Novinha tendit le paquet enroulé dans les feuilles.

— Ils l’ont écrit, indiqua-t-elle, pour que vous le signiez.

Bosquinha prit le paquet.

— Toutes les archives ont été reconstituées avant minuit, les renseigna-t-elle. Pas seulement celles que nous avons sauvées en vous les envoyant sous forme de message. Qui que soit votre ami, Porte-Parole, il est très fort.

— Elle, précisa Ender. Elle s’appelle Jane. »

À ce moment-là, cependant, l’évêque et Bosquinha virent ce qui était étendu sur la terre nue, au flanc de la colline, non loin de l’endroit où le Porte-Parole avait dormi. Ils comprirent alors la raison d’être des traînées foncées qui maculaient les mains et les bras du Porte-Parole, les éclaboussures qui couvraient son visage.

— Je préférerais ne rien avoir, dit Bosquinha, plutôt qu’un traité dont l’obtention a nécessité de tuer.

— Attendez, avant de juger, la tempéra l’évêque. Je crois que le travail de la nuit ne se résume pas à ce que nous voyons.

— Très sage de votre part, Père Peregrino, glissa le Porte-Parole à voix basse.

— J’expliquerai, si vous voulez, proposa Ouanda. Ela et moi, nous avons compris.

— C’était comme un sacrement, souligna Olhado.

Bosquinha regarda Novinha sans comprendre.

— Vous l’avez laissé regarder ?

Olhado toucha son œil.

— Tous les piggies verront cela, un jour, avec mes yeux.

— Ce n’était pas la mort, assura Quim. C’était la résurrection.

L’évêque alla près du cadavre torturé et toucha le jeune arbre poussant dans la cavité thoracique.

— Il s’appelle Humain, annonça le Porte-Parole.

— Et vous aussi, dit l’évêque à voix basse.

Il se retourna et regarda les membres du petit troupeau, qui avaient déjà fait avancer l’humanité d’un pas. Suis-je le berger, se demanda Peregrino, ou l’agneau le plus impuissant et déconcerté ?

— Venez, tous. Venez avec moi à la cathédrale. Les cloches vont bientôt sonner pour la messe.

Les enfants se rassemblèrent et se préparèrent à partir. Novinha quitta également la place qu’elle occupait, derrière le Porte-Parole. Puis elle s’immobilisa, se tourna vers lui et le regarda, l’invitant du regard.

— Bientôt, dit-il. Encore un instant.

Elle suivit l’évêque sur le chemin de la cathédrale.

La messe venait tout juste de commencer quand Peregrino vit le Porte-Parole entrer au fond de la cathédrale. Il resta un instant immobile, puis localisa Novinha et sa famille. En quelques pas, il les rejoignit. À la place de Marcão, les rares fois où la famille venait au complet.
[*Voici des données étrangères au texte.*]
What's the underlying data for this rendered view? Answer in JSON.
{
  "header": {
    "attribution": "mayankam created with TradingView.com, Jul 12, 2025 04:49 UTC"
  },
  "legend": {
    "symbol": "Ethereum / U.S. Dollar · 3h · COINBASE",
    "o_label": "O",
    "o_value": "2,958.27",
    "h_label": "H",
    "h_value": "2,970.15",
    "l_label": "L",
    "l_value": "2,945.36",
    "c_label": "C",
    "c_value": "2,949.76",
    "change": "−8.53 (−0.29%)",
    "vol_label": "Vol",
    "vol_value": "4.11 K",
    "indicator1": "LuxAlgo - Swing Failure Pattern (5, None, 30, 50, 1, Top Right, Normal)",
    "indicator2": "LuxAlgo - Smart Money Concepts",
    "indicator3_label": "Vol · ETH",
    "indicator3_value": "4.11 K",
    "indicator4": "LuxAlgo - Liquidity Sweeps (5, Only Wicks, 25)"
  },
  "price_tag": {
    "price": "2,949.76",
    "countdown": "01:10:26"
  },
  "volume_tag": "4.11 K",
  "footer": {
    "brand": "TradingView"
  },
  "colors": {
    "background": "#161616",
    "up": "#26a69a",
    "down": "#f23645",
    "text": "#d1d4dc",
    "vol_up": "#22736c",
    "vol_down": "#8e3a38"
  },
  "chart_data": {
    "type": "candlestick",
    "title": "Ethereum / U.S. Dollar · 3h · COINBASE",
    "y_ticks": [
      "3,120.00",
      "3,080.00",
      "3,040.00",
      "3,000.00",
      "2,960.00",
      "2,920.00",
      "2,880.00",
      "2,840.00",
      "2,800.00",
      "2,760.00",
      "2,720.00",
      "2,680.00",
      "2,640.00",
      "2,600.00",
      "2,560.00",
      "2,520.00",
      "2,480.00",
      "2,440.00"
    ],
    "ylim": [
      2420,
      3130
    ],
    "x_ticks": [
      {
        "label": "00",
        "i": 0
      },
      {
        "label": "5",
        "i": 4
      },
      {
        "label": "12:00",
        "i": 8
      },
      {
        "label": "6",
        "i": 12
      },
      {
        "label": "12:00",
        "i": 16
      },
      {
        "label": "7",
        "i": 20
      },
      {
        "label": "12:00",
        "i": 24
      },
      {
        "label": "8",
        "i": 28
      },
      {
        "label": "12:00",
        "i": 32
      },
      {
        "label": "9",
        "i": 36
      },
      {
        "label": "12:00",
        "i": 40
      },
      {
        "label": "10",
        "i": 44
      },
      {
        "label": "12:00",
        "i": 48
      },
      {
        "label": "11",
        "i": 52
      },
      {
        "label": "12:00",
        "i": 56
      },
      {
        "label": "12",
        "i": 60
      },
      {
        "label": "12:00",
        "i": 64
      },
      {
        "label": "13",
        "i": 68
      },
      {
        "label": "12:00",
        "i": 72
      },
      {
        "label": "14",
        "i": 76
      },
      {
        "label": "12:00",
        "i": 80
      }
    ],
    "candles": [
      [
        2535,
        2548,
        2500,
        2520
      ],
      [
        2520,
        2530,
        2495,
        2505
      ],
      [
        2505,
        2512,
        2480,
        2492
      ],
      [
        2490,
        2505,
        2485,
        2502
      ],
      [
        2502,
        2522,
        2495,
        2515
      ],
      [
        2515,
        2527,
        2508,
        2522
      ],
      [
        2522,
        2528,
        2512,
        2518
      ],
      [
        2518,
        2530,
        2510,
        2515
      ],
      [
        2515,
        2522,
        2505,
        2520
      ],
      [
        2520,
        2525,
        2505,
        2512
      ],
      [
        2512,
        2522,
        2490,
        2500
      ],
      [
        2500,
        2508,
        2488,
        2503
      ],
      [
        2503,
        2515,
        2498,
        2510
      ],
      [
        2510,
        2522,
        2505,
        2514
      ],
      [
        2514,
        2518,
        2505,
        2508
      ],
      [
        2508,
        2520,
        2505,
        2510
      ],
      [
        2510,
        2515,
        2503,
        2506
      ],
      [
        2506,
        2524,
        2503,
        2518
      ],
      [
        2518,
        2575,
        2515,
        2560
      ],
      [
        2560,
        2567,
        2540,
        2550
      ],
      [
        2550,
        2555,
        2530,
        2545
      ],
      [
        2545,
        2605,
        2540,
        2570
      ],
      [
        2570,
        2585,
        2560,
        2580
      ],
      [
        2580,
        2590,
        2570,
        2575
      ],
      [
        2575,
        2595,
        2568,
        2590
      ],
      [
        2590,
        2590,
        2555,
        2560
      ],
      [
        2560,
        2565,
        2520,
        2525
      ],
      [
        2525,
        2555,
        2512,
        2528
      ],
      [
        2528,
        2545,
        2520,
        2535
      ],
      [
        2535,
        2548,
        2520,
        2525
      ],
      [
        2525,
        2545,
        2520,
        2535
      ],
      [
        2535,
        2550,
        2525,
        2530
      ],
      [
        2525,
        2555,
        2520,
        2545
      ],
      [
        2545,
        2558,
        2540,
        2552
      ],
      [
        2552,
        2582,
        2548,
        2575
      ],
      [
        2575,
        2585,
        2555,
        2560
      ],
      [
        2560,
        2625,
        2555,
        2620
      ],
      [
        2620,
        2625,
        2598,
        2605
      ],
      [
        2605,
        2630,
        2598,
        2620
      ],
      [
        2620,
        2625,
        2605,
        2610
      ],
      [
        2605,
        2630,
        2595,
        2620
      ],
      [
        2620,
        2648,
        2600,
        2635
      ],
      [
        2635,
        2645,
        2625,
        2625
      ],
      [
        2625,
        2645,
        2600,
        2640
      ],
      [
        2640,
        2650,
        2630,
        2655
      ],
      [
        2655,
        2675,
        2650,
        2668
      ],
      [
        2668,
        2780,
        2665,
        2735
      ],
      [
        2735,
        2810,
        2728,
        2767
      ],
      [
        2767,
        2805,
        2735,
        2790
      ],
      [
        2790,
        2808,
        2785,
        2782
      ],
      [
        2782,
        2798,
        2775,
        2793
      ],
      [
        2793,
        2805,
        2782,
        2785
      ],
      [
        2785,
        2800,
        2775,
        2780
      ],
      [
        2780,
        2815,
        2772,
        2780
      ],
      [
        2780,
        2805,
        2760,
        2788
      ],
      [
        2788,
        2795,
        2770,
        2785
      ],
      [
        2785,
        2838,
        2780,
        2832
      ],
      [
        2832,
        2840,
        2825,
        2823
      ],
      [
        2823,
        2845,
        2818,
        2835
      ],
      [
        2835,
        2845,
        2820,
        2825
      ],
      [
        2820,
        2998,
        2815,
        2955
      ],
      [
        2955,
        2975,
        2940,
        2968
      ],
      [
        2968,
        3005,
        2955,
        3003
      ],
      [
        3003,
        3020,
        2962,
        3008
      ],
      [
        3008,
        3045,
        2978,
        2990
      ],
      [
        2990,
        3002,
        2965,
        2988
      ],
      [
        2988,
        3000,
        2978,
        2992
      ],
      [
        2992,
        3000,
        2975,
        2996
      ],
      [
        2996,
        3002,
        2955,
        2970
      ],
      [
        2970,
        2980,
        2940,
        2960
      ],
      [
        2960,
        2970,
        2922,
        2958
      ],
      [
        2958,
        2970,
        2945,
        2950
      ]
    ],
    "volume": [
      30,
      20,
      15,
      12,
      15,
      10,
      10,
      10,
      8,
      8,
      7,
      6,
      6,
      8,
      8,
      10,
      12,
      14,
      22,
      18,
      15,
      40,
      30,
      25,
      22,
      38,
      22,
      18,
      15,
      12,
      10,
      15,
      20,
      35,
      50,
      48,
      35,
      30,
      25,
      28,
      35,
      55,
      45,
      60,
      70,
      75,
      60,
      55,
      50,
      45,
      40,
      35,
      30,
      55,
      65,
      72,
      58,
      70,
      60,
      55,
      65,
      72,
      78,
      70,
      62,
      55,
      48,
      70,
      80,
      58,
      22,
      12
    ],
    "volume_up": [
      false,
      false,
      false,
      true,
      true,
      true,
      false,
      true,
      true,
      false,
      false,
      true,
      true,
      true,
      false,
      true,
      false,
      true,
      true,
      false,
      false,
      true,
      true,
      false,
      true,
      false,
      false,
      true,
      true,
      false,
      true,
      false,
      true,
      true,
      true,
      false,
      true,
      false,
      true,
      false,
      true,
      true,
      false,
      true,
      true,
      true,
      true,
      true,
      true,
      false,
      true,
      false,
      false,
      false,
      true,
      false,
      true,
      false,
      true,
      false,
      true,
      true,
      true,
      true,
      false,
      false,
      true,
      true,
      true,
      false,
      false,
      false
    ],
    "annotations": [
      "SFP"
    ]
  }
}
Les devoirs de sa charge retinrent son attention ; quelques instants plus tard, lorsqu’il leva à nouveau les yeux, l’évêque constata que Grego était assis sur les genoux du Porte-Parole. Peregrino pensa aux termes du traité, tels que les deux jeunes filles les lui avaient exposés. À la signification de la mort du piggy nommé Humain et, avant lui, des décès de Pipo et Libo. Tout devenait clair, tout se mettait en place. Le jeune homme, Miro, paralysé sur son lit, et sa sœur, Ouanda, s’occupant de lui. Novinha, la brebis égarée, qui avait rejoint le troupeau. La clôture, dont l’ombre était si noire dans l’esprit de tous ceux qu’elle avait emprisonnés, désormais inoffensive, invisible, dépourvue de substance.

C’était le miracle de l’hostie transformée entre ses mains en la chair de Dieu. Comme nous trouvons soudainement la chair de Dieu en nous, après tout, alors que nous pensions n’être faits que de poussière.